The Difference Engine – the Charles Babbage machine, not the steampunk novel – is a device for finding successive solutions to polynomial equations by adding up the differences introduced by each term between the successive input values.

This sounds like a fairly niche market, but in fact it’s quite useful because there are a whole lot of other functions that can be *approximated* by polynomial equations. The approach, which is based in calculus, generates a Taylor series (or a MacLaurin series, if the approximation is for input values near zero).

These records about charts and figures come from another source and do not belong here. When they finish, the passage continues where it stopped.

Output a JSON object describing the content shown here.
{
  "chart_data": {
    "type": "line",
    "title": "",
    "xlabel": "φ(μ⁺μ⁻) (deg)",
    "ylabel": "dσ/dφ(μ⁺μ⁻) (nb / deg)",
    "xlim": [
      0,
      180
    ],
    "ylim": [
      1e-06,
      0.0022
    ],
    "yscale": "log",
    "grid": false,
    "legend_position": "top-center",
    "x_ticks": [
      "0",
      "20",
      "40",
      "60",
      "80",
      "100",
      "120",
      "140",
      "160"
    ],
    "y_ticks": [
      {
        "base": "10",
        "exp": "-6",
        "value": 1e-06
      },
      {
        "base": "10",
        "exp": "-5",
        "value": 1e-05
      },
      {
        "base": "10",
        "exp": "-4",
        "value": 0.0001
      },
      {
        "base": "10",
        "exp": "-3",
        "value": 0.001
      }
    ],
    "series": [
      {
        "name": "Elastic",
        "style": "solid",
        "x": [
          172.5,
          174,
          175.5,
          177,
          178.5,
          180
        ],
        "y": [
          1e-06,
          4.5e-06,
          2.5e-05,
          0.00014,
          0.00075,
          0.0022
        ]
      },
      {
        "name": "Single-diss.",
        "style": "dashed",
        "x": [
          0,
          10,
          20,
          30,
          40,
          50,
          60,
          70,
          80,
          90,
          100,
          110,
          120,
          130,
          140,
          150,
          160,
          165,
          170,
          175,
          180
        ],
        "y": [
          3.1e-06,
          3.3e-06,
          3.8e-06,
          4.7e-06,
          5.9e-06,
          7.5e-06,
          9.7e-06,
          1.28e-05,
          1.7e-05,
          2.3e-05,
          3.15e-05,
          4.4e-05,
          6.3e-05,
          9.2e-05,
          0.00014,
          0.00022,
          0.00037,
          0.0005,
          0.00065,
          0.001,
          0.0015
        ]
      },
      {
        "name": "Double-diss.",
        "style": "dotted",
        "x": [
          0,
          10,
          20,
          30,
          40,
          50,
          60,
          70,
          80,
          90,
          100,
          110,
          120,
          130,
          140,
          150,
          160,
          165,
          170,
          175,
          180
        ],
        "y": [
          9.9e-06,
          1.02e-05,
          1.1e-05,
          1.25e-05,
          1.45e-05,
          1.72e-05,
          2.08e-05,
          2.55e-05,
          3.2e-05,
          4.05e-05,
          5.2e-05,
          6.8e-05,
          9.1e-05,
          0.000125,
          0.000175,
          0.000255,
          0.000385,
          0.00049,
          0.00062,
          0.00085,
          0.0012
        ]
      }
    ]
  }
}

Now, it happens that this collection of other functions includes logarithms:

\(ln(1+x) \approx x – x^2/2 + x^3/3 – x^4/4 + \ldots\)and exponents:

\(e^x \approx 1 + x + x^2/2! + x^3/3! + x^4/4! + \ldots\)and so, given a difference engine, you can make tables of logarithms and exponents.

In fact, your computer is probably using exactly this approach to calculate those functions. Here’s how glibc calculates `ln(x)`

for x roughly equal to 1:

```
r = x - 1.0;
r2 = r * r;
r3 = r * r2;
y = r3 * (B[1] + r * B[2] + r2 * B[3]
+ r3 * (B[4] + r * B[5] + r2 * B[6]
+ r3 * (B[7] + r * B[8] + r2 * B[9] + r3 * B[10])));
// some more twiddling that add terms in r and r*r, then return y
```

In other words, it works out `r`

so that it is calculating `ln(1+r)`

, instead of `ln(x)`

. Then it adds together `r + a*r^2 + b*r^3 + c*r^4 + d*r^5 + ... + k*r^12`

…it does the Taylor series for `ln(1+r)`

!

Now given these approximations, we can combine numbers into probabilities (using the sigmoid function, which is in terms of `e^x`

) and find the errors on those probabilities (using the cross entropy, which is in terms of `ln(x)`

. We can build a learning neural network!

And, more than a century after it was designed, our technique could still do it using the Difference Engine.